Tra i brand Fast Fashion più famosi ci sono H&M, Zara, Topshop, Primark, Benetton, Peacocks, un modello di moda che si è fatto strada  già nella seconda metà del 1900.  H&M esiste, infatti, dal 1947 quando, con il nome “Hennes”  venivano proposti abiti alla moda e a basso prezzo.  Zara fu fondata nel 1975 e dagli anni Ottanta in poi applicò il modello di produzione della “moda istantanea”, stilisti che disegnavano intere collezioni molto velocemente.

La britannica Topshop e l’irlandese Primark furono aperte entrambe negli anni Sessanta. Mango, Forever 21, River Island, Uniqlo e Berskha sono solo alcune tra le più famose e conosciute catene che hanno e continuano ad aprire nuovi negozi in Europa e in tutto il mondo, sostenendo il fenomeno della moda veloce.
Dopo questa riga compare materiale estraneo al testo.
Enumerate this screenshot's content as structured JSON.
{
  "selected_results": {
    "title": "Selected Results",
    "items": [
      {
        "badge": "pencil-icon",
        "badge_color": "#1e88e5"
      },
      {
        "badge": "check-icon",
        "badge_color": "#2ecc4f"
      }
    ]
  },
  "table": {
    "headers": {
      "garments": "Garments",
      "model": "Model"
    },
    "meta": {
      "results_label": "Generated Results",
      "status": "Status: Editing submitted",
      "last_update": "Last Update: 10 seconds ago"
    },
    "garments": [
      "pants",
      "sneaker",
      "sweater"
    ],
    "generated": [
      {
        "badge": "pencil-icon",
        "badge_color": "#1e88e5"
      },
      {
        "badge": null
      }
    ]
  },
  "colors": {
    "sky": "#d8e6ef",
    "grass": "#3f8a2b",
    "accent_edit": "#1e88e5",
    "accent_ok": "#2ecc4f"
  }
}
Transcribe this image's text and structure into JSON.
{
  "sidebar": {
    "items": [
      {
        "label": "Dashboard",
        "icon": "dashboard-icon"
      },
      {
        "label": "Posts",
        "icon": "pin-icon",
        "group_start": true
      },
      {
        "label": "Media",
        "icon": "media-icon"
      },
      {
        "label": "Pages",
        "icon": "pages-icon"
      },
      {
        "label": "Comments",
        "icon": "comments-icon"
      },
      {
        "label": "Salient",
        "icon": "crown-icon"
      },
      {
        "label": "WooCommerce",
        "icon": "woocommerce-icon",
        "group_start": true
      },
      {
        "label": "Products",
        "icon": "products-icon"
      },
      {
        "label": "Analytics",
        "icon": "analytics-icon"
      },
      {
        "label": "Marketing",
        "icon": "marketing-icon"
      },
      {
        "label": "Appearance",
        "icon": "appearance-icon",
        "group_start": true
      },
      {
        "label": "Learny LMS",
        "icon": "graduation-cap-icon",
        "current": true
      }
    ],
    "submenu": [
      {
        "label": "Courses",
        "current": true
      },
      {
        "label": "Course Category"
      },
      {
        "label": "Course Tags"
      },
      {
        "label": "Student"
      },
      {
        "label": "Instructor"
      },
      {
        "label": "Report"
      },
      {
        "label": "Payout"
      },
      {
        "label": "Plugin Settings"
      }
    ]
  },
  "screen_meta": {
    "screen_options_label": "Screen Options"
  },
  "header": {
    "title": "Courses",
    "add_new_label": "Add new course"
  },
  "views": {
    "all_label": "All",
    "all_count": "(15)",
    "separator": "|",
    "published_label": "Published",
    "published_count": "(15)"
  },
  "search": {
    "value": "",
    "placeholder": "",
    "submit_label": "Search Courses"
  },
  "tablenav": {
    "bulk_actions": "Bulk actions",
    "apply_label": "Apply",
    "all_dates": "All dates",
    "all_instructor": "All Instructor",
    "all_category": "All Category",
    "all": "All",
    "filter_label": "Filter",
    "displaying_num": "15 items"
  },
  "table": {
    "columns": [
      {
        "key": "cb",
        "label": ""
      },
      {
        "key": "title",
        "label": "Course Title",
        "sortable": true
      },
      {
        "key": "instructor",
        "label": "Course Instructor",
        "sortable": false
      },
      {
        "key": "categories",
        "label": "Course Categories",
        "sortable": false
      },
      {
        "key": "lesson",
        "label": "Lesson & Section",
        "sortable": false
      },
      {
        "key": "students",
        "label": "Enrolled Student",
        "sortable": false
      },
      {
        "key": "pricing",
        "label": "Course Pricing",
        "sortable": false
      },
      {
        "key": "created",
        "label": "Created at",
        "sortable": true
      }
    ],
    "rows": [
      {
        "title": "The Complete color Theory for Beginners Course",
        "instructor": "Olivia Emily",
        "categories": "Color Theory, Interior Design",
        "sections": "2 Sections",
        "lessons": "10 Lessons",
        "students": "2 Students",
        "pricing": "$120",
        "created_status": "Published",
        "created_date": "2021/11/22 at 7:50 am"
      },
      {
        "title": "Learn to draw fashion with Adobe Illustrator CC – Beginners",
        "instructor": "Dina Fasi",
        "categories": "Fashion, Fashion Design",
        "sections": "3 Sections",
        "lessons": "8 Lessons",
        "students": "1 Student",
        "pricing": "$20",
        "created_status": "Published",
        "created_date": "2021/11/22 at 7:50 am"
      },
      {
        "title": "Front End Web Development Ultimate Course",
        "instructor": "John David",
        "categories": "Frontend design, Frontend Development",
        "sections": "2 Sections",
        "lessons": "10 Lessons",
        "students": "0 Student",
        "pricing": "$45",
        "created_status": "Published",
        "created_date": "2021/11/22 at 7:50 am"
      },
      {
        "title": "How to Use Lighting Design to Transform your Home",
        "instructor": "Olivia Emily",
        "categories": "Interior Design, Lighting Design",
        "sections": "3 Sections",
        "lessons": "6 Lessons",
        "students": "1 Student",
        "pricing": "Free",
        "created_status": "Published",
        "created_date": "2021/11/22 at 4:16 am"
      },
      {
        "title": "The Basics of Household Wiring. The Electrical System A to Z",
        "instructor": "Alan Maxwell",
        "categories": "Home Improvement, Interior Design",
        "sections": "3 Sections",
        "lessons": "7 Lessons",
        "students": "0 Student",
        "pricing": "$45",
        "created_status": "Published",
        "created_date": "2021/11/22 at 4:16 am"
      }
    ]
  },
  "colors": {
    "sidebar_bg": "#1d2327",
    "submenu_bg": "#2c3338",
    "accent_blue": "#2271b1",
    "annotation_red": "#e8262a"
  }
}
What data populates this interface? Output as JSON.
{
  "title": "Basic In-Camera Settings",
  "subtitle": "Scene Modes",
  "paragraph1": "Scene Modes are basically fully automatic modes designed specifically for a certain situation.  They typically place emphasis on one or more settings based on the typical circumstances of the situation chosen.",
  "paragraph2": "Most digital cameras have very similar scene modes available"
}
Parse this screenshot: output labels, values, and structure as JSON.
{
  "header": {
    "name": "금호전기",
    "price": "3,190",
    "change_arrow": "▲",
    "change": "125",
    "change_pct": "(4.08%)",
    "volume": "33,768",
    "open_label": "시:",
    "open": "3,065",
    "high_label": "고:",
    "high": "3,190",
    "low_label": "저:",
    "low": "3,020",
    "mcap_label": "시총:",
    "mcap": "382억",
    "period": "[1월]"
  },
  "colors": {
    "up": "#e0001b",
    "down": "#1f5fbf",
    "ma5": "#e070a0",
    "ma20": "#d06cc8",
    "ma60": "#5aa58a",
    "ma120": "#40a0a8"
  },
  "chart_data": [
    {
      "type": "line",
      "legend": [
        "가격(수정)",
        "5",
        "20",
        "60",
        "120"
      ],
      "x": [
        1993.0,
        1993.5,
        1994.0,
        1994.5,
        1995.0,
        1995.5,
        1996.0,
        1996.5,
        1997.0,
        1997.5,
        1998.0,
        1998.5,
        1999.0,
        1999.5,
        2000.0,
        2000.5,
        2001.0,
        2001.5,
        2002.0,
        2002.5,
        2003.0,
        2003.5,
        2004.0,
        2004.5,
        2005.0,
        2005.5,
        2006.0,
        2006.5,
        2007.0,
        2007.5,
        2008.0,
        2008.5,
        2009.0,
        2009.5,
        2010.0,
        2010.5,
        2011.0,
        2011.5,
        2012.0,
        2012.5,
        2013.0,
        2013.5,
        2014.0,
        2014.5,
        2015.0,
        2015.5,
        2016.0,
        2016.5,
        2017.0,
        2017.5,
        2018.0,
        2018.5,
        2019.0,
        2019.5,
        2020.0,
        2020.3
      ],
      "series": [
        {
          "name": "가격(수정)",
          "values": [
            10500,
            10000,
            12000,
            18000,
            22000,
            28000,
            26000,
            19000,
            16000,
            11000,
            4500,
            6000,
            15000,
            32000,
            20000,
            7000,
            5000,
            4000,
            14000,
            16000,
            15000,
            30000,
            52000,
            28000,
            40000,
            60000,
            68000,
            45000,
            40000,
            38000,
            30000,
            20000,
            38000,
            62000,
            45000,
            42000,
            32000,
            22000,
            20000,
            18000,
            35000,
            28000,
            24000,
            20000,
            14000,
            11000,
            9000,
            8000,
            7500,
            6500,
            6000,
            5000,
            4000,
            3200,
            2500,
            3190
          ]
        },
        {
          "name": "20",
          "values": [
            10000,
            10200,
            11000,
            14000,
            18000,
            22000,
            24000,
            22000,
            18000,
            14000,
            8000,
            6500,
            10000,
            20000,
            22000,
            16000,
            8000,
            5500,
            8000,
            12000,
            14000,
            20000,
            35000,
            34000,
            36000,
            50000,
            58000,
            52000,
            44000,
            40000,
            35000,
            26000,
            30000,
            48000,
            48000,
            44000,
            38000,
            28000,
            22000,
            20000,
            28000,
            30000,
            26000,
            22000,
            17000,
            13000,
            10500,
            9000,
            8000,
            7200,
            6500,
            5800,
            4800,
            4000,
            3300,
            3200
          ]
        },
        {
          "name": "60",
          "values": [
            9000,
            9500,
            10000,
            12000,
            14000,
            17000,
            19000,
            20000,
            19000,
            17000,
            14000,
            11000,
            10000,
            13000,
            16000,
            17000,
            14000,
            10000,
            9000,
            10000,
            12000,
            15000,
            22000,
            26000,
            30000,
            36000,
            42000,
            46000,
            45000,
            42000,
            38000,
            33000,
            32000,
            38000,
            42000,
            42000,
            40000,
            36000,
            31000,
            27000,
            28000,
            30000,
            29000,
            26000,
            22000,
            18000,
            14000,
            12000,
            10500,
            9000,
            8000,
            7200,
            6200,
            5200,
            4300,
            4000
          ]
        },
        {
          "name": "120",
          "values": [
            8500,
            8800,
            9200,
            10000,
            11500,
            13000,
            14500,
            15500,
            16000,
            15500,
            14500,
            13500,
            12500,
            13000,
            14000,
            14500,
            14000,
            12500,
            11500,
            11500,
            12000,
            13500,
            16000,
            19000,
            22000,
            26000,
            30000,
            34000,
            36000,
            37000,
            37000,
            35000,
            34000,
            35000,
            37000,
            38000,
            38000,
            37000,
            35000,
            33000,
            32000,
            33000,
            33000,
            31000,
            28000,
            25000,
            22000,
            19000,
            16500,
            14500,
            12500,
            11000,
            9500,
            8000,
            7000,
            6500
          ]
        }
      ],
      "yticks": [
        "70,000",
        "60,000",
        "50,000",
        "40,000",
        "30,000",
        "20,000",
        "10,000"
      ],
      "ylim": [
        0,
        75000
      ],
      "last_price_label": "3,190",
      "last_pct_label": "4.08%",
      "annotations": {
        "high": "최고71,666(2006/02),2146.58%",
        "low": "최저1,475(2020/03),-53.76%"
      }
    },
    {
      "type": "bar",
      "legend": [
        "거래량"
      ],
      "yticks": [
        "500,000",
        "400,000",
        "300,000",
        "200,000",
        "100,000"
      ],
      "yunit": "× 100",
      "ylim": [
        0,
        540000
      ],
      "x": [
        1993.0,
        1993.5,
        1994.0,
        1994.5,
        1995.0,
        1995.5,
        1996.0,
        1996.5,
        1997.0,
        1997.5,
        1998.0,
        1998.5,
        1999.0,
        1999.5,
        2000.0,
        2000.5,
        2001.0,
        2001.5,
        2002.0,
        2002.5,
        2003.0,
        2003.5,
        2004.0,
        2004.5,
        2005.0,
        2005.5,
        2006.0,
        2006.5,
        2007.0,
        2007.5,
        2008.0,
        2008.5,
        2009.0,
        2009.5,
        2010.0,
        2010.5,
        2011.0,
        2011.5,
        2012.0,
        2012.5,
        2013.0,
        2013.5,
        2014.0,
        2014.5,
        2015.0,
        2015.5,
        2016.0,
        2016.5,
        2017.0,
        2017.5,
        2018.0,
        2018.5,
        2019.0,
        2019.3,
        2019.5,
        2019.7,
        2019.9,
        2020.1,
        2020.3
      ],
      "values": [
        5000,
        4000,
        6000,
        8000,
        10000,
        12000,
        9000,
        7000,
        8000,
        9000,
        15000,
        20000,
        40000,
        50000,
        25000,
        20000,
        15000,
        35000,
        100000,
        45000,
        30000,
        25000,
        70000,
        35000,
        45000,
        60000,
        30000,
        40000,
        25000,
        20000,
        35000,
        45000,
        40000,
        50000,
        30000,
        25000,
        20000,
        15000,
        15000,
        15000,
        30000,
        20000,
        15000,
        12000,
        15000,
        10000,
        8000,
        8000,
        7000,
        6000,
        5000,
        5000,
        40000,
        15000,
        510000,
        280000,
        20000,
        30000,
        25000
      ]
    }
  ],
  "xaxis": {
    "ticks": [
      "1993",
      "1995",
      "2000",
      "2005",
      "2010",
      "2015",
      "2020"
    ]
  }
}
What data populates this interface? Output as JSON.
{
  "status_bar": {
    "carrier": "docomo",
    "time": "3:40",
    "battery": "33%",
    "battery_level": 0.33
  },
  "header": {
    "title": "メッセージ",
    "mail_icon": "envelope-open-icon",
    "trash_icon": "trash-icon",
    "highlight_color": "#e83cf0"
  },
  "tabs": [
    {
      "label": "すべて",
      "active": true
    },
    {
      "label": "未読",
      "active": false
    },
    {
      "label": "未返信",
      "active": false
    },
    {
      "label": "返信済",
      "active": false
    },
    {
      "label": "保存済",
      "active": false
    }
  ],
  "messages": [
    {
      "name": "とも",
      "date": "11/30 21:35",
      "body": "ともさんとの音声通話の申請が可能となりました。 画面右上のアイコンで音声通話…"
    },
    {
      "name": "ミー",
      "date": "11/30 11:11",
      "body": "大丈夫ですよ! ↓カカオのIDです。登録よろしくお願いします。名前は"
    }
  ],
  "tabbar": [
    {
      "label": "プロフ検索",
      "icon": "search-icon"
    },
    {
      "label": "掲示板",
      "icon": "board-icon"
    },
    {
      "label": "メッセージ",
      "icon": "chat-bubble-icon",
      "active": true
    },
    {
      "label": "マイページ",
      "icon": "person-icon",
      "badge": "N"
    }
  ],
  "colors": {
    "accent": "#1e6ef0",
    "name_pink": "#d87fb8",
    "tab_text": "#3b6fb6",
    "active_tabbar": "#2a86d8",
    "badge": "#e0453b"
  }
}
Il movimento Slow Fashion, al contrario, ha come obiettivo quello di infondere nei produttori una modalità “più lenta” di confezionamento dell’abbigliamento e  sensibilizzare i  consumatori su quali siano i loro reali bisogni e sul fatto che non necessitano di acquistare nuovi capi ogni giorno. Prima di acquistare qualunque tipo di prodotto, il consumatore dovrebbe chiedersi: mi serve davvero? dove è stato fatto e con quali materiali? quanto durerà nel tempo?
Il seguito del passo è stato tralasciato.